Language proficiency is a labor-intensive undertaking, and carries the opportunity costs, particularly for military personnel, of whatever training is forgone in favor of that gaining, and maintaining, that skill. It's also something of a long-lead-time item, resistant (up to a point) to surge procurement, since qualified language instructors don't just grow on trees either.
"Read Samuel Huntington's "Clash of Civilizations and the Remaking of World Order" and Thomas P.M. Barnett's "The Pentagon's New Map: War and Peace in the Twenty-First Century". In "Clash of Civilizations", Huntington talks of potential conflicts arising along cultural "fault lines", for example, where Christianity meets Islam (Central Asia/ Turkey/ Caucasus regions) or where Hindu culture meets Sinic culture (Himalaya/ Central Asian region). In "The Pentagon's New Map", Thomas Barnett posits that the world is divided between the "connected" (primarily Western) regions/ countries and the "disconnected" or "Gap" areas, with many of those "gap" regions being in Africa, the Middle East, Central Asia, etc. Given these two authors & ideas they put forth, the Army may want to look at educating Soldiers in Turkish, Persian, Hindi, and Chinese as well as focusing on those areas for cultural/ regional education." (Emphasis in original text. - CAA.)
Here Brother Smiley makes a mildly adventurous but intellectually-defensible leap about how to hedge one's future bets about where language training should be focused as a long-lead-time item, making an educated guess about where future conflicts are likely to be found.
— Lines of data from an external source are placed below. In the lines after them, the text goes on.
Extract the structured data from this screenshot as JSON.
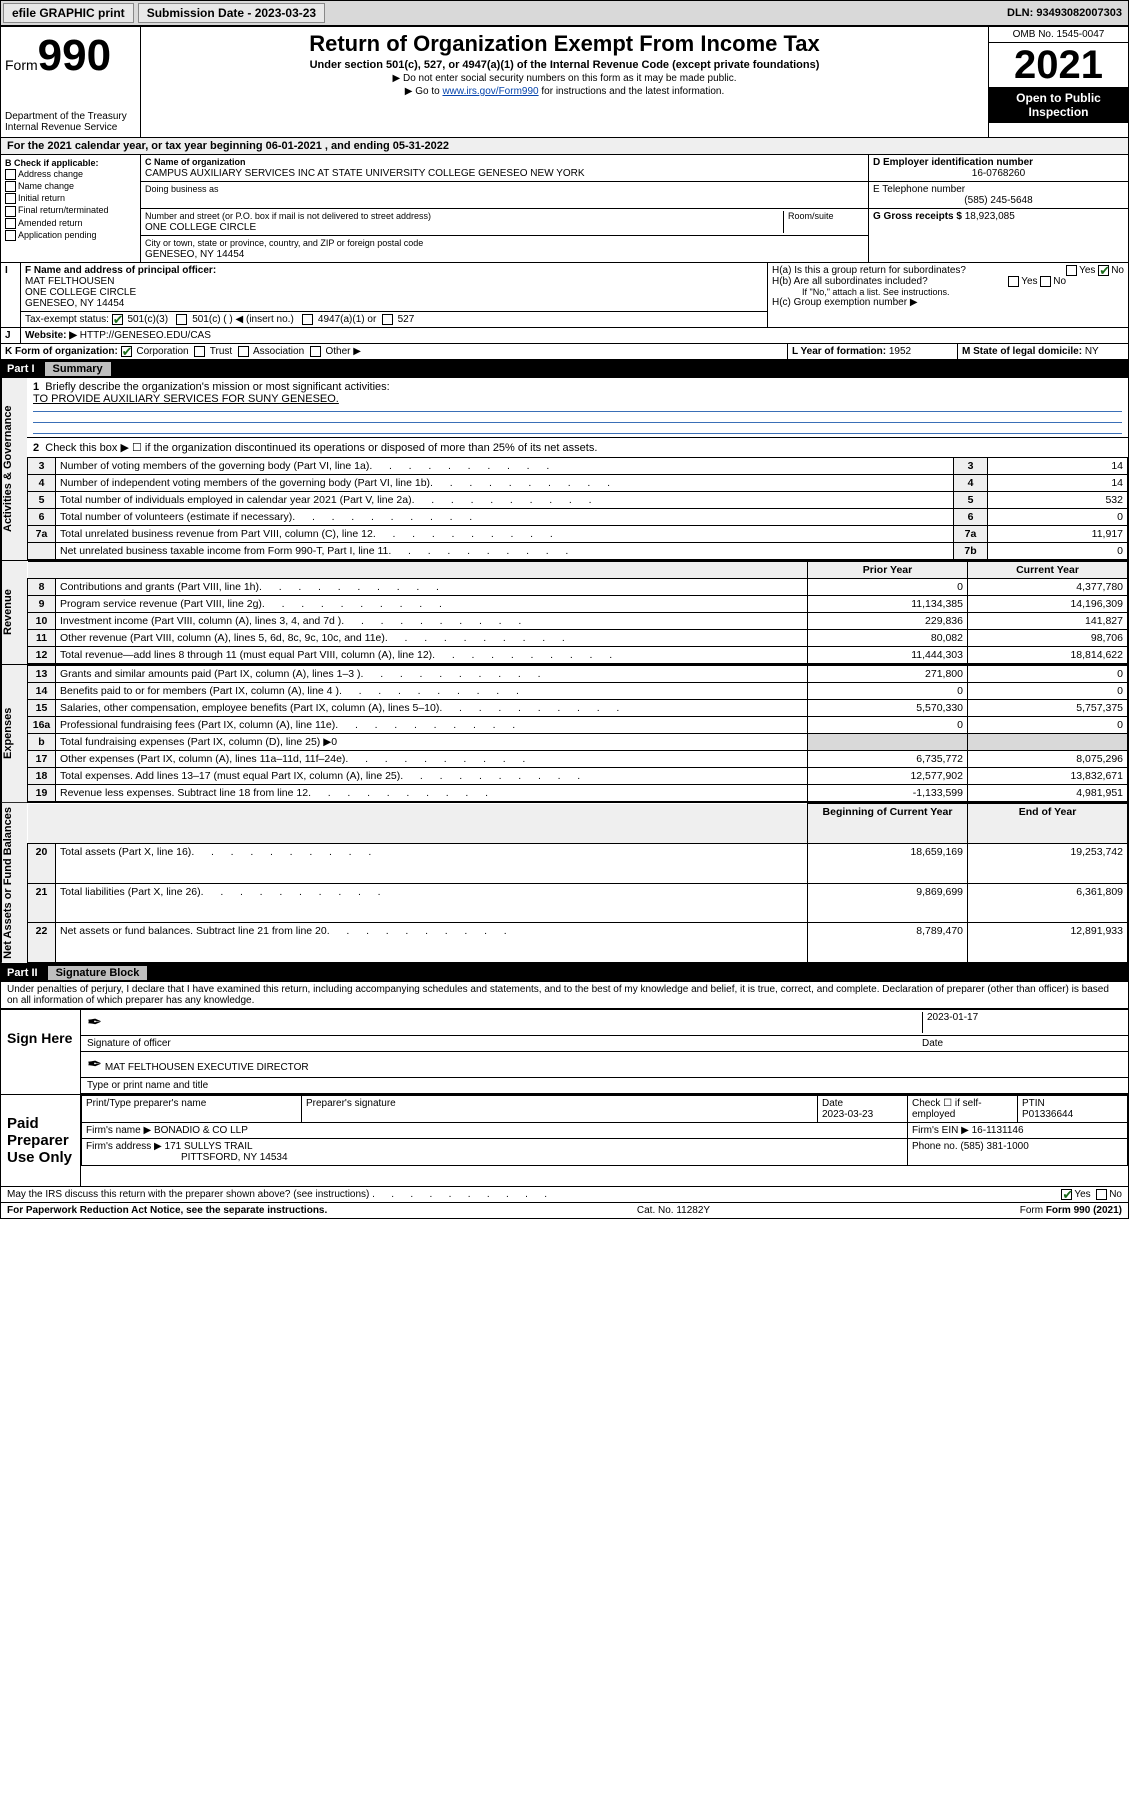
{
  "topbar": {
    "efile": "efile GRAPHIC print",
    "submission_label": "Submission Date - 2023-03-23",
    "dln": "DLN: 93493082007303"
  },
  "header": {
    "form_prefix": "Form",
    "form_number": "990",
    "dept": "Department of the Treasury",
    "irs": "Internal Revenue Service",
    "title": "Return of Organization Exempt From Income Tax",
    "subtitle": "Under section 501(c), 527, or 4947(a)(1) of the Internal Revenue Code (except private foundations)",
    "note1": "▶ Do not enter social security numbers on this form as it may be made public.",
    "note2_pre": "▶ Go to ",
    "note2_link": "www.irs.gov/Form990",
    "note2_post": " for instructions and the latest information.",
    "omb": "OMB No. 1545-0047",
    "year": "2021",
    "open": "Open to Public Inspection"
  },
  "A": {
    "text": "For the 2021 calendar year, or tax year beginning 06-01-2021   , and ending 05-31-2022"
  },
  "B": {
    "label": "B Check if applicable:",
    "items": [
      "Address change",
      "Name change",
      "Initial return",
      "Final return/terminated",
      "Amended return",
      "Application pending"
    ]
  },
  "C": {
    "name_label": "C Name of organization",
    "name": "CAMPUS AUXILIARY SERVICES INC AT STATE UNIVERSITY COLLEGE GENESEO NEW YORK",
    "dba_label": "Doing business as",
    "street_label": "Number and street (or P.O. box if mail is not delivered to street address)",
    "room_label": "Room/suite",
    "street": "ONE COLLEGE CIRCLE",
    "city_label": "City or town, state or province, country, and ZIP or foreign postal code",
    "city": "GENESEO, NY  14454"
  },
  "D": {
    "label": "D Employer identification number",
    "value": "16-0768260"
  },
  "E": {
    "label": "E Telephone number",
    "value": "(585) 245-5648"
  },
  "G": {
    "label": "G Gross receipts $",
    "value": "18,923,085"
  },
  "F": {
    "label": "F  Name and address of principal officer:",
    "name": "MAT FELTHOUSEN",
    "addr1": "ONE COLLEGE CIRCLE",
    "addr2": "GENESEO, NY  14454"
  },
  "H": {
    "a": "H(a)  Is this a group return for subordinates?",
    "b": "H(b)  Are all subordinates included?",
    "b_note": "If \"No,\" attach a list. See instructions.",
    "c": "H(c)  Group exemption number ▶",
    "yes": "Yes",
    "no": "No"
  },
  "I": {
    "label": "Tax-exempt status:",
    "opts": [
      "501(c)(3)",
      "501(c) (  ) ◀ (insert no.)",
      "4947(a)(1) or",
      "527"
    ]
  },
  "J": {
    "label": "Website: ▶",
    "value": "HTTP://GENESEO.EDU/CAS"
  },
  "K": {
    "label": "K Form of organization:",
    "opts": [
      "Corporation",
      "Trust",
      "Association",
      "Other ▶"
    ]
  },
  "L": {
    "label": "L Year of formation:",
    "value": "1952"
  },
  "M": {
    "label": "M State of legal domicile:",
    "value": "NY"
  },
  "partI": {
    "num": "Part I",
    "title": "Summary",
    "sideA": "Activities & Governance",
    "sideR": "Revenue",
    "sideE": "Expenses",
    "sideN": "Net Assets or Fund Balances",
    "line1_label": "Briefly describe the organization's mission or most significant activities:",
    "line1_value": "TO PROVIDE AUXILIARY SERVICES FOR SUNY GENESEO.",
    "line2": "Check this box ▶ ☐  if the organization discontinued its operations or disposed of more than 25% of its net assets.",
    "rowsA": [
      {
        "n": "3",
        "t": "Number of voting members of the governing body (Part VI, line 1a)",
        "b": "3",
        "v": "14"
      },
      {
        "n": "4",
        "t": "Number of independent voting members of the governing body (Part VI, line 1b)",
        "b": "4",
        "v": "14"
      },
      {
        "n": "5",
        "t": "Total number of individuals employed in calendar year 2021 (Part V, line 2a)",
        "b": "5",
        "v": "532"
      },
      {
        "n": "6",
        "t": "Total number of volunteers (estimate if necessary)",
        "b": "6",
        "v": "0"
      },
      {
        "n": "7a",
        "t": "Total unrelated business revenue from Part VIII, column (C), line 12",
        "b": "7a",
        "v": "11,917"
      },
      {
        "n": "",
        "t": "Net unrelated business taxable income from Form 990-T, Part I, line 11",
        "b": "7b",
        "v": "0"
      }
    ],
    "hdr_prior": "Prior Year",
    "hdr_curr": "Current Year",
    "hdr_b": "b",
    "rowsR": [
      {
        "n": "8",
        "t": "Contributions and grants (Part VIII, line 1h)",
        "p": "0",
        "c": "4,377,780"
      },
      {
        "n": "9",
        "t": "Program service revenue (Part VIII, line 2g)",
        "p": "11,134,385",
        "c": "14,196,309"
      },
      {
        "n": "10",
        "t": "Investment income (Part VIII, column (A), lines 3, 4, and 7d )",
        "p": "229,836",
        "c": "141,827"
      },
      {
        "n": "11",
        "t": "Other revenue (Part VIII, column (A), lines 5, 6d, 8c, 9c, 10c, and 11e)",
        "p": "80,082",
        "c": "98,706"
      },
      {
        "n": "12",
        "t": "Total revenue—add lines 8 through 11 (must equal Part VIII, column (A), line 12)",
        "p": "11,444,303",
        "c": "18,814,622"
      }
    ],
    "rowsE": [
      {
        "n": "13",
        "t": "Grants and similar amounts paid (Part IX, column (A), lines 1–3 )",
        "p": "271,800",
        "c": "0"
      },
      {
        "n": "14",
        "t": "Benefits paid to or for members (Part IX, column (A), line 4 )",
        "p": "0",
        "c": "0"
      },
      {
        "n": "15",
        "t": "Salaries, other compensation, employee benefits (Part IX, column (A), lines 5–10)",
        "p": "5,570,330",
        "c": "5,757,375"
      },
      {
        "n": "16a",
        "t": "Professional fundraising fees (Part IX, column (A), line 11e)",
        "p": "0",
        "c": "0"
      },
      {
        "n": "b",
        "t": "Total fundraising expenses (Part IX, column (D), line 25) ▶0",
        "p": "",
        "c": "",
        "grey": true
      },
      {
        "n": "17",
        "t": "Other expenses (Part IX, column (A), lines 11a–11d, 11f–24e)",
        "p": "6,735,772",
        "c": "8,075,296"
      },
      {
        "n": "18",
        "t": "Total expenses. Add lines 13–17 (must equal Part IX, column (A), line 25)",
        "p": "12,577,902",
        "c": "13,832,671"
      },
      {
        "n": "19",
        "t": "Revenue less expenses. Subtract line 18 from line 12",
        "p": "-1,133,599",
        "c": "4,981,951"
      }
    ],
    "hdr_beg": "Beginning of Current Year",
    "hdr_end": "End of Year",
    "rowsN": [
      {
        "n": "20",
        "t": "Total assets (Part X, line 16)",
        "p": "18,659,169",
        "c": "19,253,742"
      },
      {
        "n": "21",
        "t": "Total liabilities (Part X, line 26)",
        "p": "9,869,699",
        "c": "6,361,809"
      },
      {
        "n": "22",
        "t": "Net assets or fund balances. Subtract line 21 from line 20",
        "p": "8,789,470",
        "c": "12,891,933"
      }
    ]
  },
  "partII": {
    "num": "Part II",
    "title": "Signature Block",
    "decl": "Under penalties of perjury, I declare that I have examined this return, including accompanying schedules and statements, and to the best of my knowledge and belief, it is true, correct, and complete. Declaration of preparer (other than officer) is based on all information of which preparer has any knowledge.",
    "sign_here": "Sign Here",
    "sig_officer": "Signature of officer",
    "date_lbl": "Date",
    "date_v": "2023-01-17",
    "name_title": "MAT FELTHOUSEN  EXECUTIVE DIRECTOR",
    "type_lbl": "Type or print name and title",
    "paid": "Paid Preparer Use Only",
    "prep_name_lbl": "Print/Type preparer's name",
    "prep_sig_lbl": "Preparer's signature",
    "prep_date_lbl": "Date",
    "prep_date": "2023-03-23",
    "check_self": "Check ☐ if self-employed",
    "ptin_lbl": "PTIN",
    "ptin": "P01336644",
    "firm_name_lbl": "Firm's name   ▶",
    "firm_name": "BONADIO & CO LLP",
    "firm_ein_lbl": "Firm's EIN ▶",
    "firm_ein": "16-1131146",
    "firm_addr_lbl": "Firm's address ▶",
    "firm_addr1": "171 SULLYS TRAIL",
    "firm_addr2": "PITTSFORD, NY  14534",
    "phone_lbl": "Phone no.",
    "phone": "(585) 381-1000",
    "discuss": "May the IRS discuss this return with the preparer shown above? (see instructions)",
    "yes": "Yes",
    "no": "No"
  },
  "footer": {
    "left": "For Paperwork Reduction Act Notice, see the separate instructions.",
    "mid": "Cat. No. 11282Y",
    "right": "Form 990 (2021)"
  }
}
"(W)e may want to revive the British concept of a "shooting leave" (we'll call it something else of course). During the period of British rule in India, both Company and Government, a "shooting leave" involved a British officer taking a few weeks or months of leave in order to travel through potentially hostile lands and gather information and intelligence, which involved the possibility of shooting or being shot at. For our purposes, our officers ought to be able to take a sabbatical, perhaps no more than 3 to 6 months, and embed themselves in non-governmental organizations (NGO) operating in one of the regions we are interested in (with Doctors Without Borders in Tajikistan for instance) so that he may use/ improve his language capabilities, learn first-hand information about the region he is in, and work with organizations that we may end up dealing with should we become involved in those areas."
Embedding military personnel, unless they are also medical personnel, in NGOs such as Doctors Without Borders is problematic, to say the least. There still seems to be something of a cultural wall between the two worlds, although perhaps a program of this nature would help in this regard.
"Building partner capacity has been identified as a key area of concern as we look for better, and cheaper, ways to assist friends and allies, and help others defend themselves as Mr. Gates put it. In order to do this effectively, we must field more leaders that can communicate with host-nations forces in their own languages which will allow us to better understand those host-nation environments since little will be lost in translation and cultural understanding will be enhanced. Improving our language skills may lead to more effective and efficient techniques for building the capacity of our current and future partners and reduce the need for deployments of robust US forces." (Bold typeface added for emphasis. - CAA.)